The Alexander Devine Children’s Cancer Trust v Millgate Developments Limited
A recent decision in the Court of Appeal has highlighted the willingness of the Courts to uphold the enforceability of restrictive covenants, irrespective of the apparent social value of any development constructed in breach of them.
Millgate Developments Limited (“the Developer”) developed a 13 unit site for onward sale to a social housing provider. The site was affected by restrictive covenants (“The Covenants”) in favour of The Alexander Devine Children’s Cancer Trust (“the Trust”), who managed a children’s hospice. The Covenants prevented the development of housing, with the aim of maintaining the undeveloped nature of the area in order to provide amenity to the users of the hospice.
The law recognises that, in some instances, flexibility is required when dealing with restrictive covenants; Section 84 of the Law of Property Act 1925 (“Section 84”) permits application to the Upper Tribunal to partially discharge or modify them. One of the possible routes to a successful application is to demonstrate to the Court that the covenant is impeding a reasonable use of the land, contrary to the public interest.
The Developer was aware of the existence of the Covenants prior to the commencement of development. However, the Developer only applied for modification under Section 84 after most of the works had been completed. The Developer applied for modification on the basis that, by preventing the construction of social housing, the Covenants were contrary to the public interest.
The site had been developed in accordance with a planning obligation and planning permission that the Developer had obtained for a larger site. The obligation and permission were structured so that the Developer’s imperative was to finish the construction of the 13 affordable units as soon as possible, so as to trigger the ability to construct and occupy further dwellings on the larger site. The Upper Tribunal decision afforded significant weight to the planning obligation, and whilst acknowledging the well-established principle that planning decisions do not alter individual’s legal rights in land, stated that it did “reflect an objective assessment…which fully takes into account the public interest”. The Tribunal were also satisfied that the Covenants were contrary to the public interest as it “is not in the public interest for these houses to remain empty”.
The Upper Tribunal approved the Section 84 application and modified the Covenants to permit the development, and the Developer was ordered to pay £150,000 in compensation to the Trust.
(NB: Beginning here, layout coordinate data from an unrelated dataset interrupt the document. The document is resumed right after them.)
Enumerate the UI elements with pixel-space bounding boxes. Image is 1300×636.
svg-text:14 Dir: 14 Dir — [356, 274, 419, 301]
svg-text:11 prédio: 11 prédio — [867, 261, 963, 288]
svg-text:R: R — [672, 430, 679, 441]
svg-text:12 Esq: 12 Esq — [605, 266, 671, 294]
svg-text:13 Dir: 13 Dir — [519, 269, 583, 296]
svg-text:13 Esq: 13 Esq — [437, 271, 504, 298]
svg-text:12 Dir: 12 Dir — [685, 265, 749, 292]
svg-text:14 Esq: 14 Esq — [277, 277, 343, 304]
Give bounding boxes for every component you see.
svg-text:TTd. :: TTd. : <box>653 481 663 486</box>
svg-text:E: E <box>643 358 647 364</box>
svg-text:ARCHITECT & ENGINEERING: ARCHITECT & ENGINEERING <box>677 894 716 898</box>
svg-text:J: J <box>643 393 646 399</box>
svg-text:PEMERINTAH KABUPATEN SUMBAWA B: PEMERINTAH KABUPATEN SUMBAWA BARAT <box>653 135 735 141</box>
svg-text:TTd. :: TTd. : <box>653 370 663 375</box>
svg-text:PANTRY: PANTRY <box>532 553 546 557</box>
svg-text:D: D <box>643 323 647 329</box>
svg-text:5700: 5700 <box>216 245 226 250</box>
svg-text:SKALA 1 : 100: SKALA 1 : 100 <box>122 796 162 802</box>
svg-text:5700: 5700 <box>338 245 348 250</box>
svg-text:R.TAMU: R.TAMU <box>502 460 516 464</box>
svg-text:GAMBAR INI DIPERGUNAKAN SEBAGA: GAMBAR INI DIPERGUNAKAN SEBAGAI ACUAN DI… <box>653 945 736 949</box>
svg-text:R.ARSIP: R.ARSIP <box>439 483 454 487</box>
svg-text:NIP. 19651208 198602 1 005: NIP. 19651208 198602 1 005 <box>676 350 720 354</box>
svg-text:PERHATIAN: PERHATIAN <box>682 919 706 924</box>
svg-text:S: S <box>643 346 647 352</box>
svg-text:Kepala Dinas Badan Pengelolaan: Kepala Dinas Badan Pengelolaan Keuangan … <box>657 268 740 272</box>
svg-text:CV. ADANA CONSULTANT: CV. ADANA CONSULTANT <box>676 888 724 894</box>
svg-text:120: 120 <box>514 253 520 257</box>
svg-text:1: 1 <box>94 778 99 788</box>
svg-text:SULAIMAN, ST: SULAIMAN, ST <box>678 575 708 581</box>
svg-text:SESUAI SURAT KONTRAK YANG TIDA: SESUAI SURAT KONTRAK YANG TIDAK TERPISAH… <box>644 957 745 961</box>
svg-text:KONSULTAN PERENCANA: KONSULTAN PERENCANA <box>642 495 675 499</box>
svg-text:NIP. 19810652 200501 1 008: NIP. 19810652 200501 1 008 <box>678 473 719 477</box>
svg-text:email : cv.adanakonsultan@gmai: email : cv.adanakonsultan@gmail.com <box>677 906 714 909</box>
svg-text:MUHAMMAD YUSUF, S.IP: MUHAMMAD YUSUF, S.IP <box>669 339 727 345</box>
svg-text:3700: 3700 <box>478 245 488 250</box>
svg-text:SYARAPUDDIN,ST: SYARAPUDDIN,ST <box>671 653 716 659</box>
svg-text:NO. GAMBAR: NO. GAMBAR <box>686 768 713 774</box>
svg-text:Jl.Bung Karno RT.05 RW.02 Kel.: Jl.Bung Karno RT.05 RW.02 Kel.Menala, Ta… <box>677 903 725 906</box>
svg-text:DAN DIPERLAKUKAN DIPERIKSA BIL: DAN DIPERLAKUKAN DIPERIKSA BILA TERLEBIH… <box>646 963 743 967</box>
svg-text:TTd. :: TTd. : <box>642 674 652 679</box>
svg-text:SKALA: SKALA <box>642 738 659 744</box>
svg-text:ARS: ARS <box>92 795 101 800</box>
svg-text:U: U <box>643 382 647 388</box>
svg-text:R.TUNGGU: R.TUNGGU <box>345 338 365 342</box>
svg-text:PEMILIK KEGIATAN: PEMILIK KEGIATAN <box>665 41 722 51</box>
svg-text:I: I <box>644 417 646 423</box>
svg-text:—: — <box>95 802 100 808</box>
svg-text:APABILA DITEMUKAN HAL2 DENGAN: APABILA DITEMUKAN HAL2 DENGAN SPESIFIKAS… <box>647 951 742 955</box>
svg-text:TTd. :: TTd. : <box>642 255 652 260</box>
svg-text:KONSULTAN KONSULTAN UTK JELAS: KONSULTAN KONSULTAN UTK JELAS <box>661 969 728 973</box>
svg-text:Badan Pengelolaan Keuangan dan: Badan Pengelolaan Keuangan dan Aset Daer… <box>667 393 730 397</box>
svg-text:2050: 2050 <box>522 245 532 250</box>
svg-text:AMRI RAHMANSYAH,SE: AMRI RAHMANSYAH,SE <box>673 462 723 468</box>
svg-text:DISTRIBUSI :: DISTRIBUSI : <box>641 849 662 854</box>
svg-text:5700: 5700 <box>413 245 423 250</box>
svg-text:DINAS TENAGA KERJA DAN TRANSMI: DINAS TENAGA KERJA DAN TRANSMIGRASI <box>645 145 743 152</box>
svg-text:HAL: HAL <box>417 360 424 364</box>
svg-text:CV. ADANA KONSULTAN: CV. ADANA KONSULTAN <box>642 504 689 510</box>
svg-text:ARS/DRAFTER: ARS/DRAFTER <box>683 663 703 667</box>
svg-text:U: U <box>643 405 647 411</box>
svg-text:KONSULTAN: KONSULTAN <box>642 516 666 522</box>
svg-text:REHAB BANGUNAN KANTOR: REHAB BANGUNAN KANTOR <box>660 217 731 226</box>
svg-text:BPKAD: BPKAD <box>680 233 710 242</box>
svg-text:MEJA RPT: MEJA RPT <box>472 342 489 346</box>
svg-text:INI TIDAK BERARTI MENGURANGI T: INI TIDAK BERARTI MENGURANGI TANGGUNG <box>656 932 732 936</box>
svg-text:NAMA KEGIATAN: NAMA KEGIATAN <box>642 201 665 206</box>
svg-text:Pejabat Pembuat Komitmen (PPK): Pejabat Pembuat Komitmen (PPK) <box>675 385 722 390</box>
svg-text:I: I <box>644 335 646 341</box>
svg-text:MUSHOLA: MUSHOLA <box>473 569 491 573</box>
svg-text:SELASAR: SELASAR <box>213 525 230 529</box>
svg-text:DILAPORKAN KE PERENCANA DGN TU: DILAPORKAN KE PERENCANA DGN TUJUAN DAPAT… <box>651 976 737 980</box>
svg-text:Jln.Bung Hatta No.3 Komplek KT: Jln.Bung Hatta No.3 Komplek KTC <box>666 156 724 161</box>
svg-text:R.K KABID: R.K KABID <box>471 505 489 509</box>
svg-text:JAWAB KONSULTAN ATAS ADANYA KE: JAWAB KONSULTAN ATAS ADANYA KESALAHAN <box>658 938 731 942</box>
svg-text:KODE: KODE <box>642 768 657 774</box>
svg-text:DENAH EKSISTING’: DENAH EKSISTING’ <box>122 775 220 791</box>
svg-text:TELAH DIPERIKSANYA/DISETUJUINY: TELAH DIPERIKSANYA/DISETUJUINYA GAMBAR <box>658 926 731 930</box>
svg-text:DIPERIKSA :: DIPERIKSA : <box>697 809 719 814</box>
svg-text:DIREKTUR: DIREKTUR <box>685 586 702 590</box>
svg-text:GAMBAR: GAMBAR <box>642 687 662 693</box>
The Court of Appeal reversed the decision of the Tribunal, taking issue with the reasoning adopted, with a particular focus on the failure of the Developer to submit its Section 84 application prior to the commencement of development, and prior to making any attempt to negotiate modification of the Covenants. Accordingly, the fact that the works had already been built was not considered to be a factor in the Court’s determination of what constituted the public interest. Consequently, the Court of Appeal ordered that the development be demolished.
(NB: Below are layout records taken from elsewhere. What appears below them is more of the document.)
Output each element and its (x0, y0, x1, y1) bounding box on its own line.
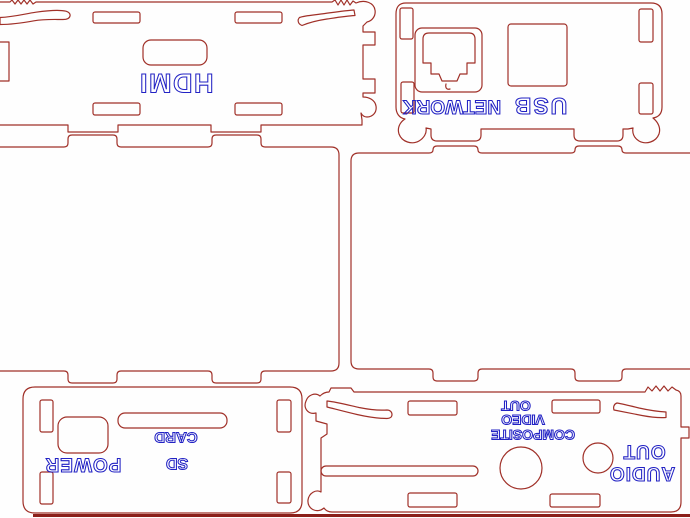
corner-slot (277, 472, 291, 503)
hdmi-panel: HDMI (0, 0, 376, 132)
flex-cut-right (614, 403, 666, 418)
network-port-cutout (415, 28, 482, 92)
base-plate-left (0, 135, 339, 383)
corner-slot (639, 83, 653, 114)
base-plate-left-outline (0, 135, 339, 383)
power-sd-panel: POWER SD CARD (23, 387, 302, 513)
power-sd-panel-outline (23, 387, 302, 513)
corner-slot (277, 400, 291, 432)
corner-slot (40, 400, 53, 432)
mounting-slot (550, 494, 600, 507)
mounting-slot (235, 103, 282, 115)
cutting-layout-canvas: HDMI NETWORK USB POWER SD CARD (0, 0, 690, 518)
base-plate-right-outline (351, 146, 690, 381)
composite-label-line1: COMPOSITE (491, 427, 575, 443)
audio-jack-cutout (583, 443, 613, 473)
composite-video-cutout (500, 447, 542, 489)
flex-cut-left (327, 401, 392, 419)
usb-network-panel: NETWORK USB (396, 3, 662, 143)
corner-slot (40, 472, 53, 504)
sd-label-line1: SD (166, 455, 188, 472)
hdmi-port-cutout (143, 40, 207, 65)
corner-slot (400, 8, 413, 39)
mounting-slot (235, 12, 282, 23)
audio-label-line1: AUDIO (609, 463, 675, 484)
laser-cut-layout-preview: HDMI NETWORK USB POWER SD CARD (0, 0, 690, 518)
sd-label-line2: CARD (154, 429, 197, 446)
power-port-cutout (58, 417, 108, 453)
flex-cut-right (298, 10, 355, 26)
hdmi-label: HDMI (139, 68, 214, 98)
composite-label-line3: OUT (501, 398, 531, 414)
power-label: POWER (45, 454, 122, 475)
audio-label-line2: OUT (622, 441, 665, 462)
mounting-slot (93, 12, 140, 23)
sd-card-slot-cutout (118, 413, 227, 428)
mounting-slot (93, 103, 140, 115)
base-plate-right (351, 146, 690, 381)
mounting-slot (408, 401, 457, 415)
corner-slot (639, 9, 653, 42)
network-label: NETWORK (403, 96, 501, 117)
hdmi-panel-left-edge-notch (0, 42, 9, 81)
mounting-slot (552, 400, 600, 413)
usb-label: USB (513, 93, 568, 119)
av-panel: COMPOSITE VIDEO OUT AUDIO OUT (305, 386, 689, 512)
usb-port-cutout (508, 24, 567, 86)
rj45-plug-profile (423, 33, 475, 81)
flex-cut-left (0, 10, 70, 24)
rj45-clip-tick (446, 84, 450, 89)
mounting-slot (408, 493, 457, 507)
flex-arm-slit (321, 466, 478, 476)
The discharge of restrictive covenants by the Upper Tribunal so as to enable development of residential dwellings is not uncommon and is an important part of a system which aims to balance the rights of individual beneficiaries of covenants, and the wider interests of the public. No doubt, development across the country would be significantly hindered if Section 84 was not available, or if it was not within the remit of the parties to freely negotiate in this regard. However, this case demonstrates that, even in a housing market where demand considerably outstrips supply, the Courts will not sanction the practice of ‘build now – modify later’.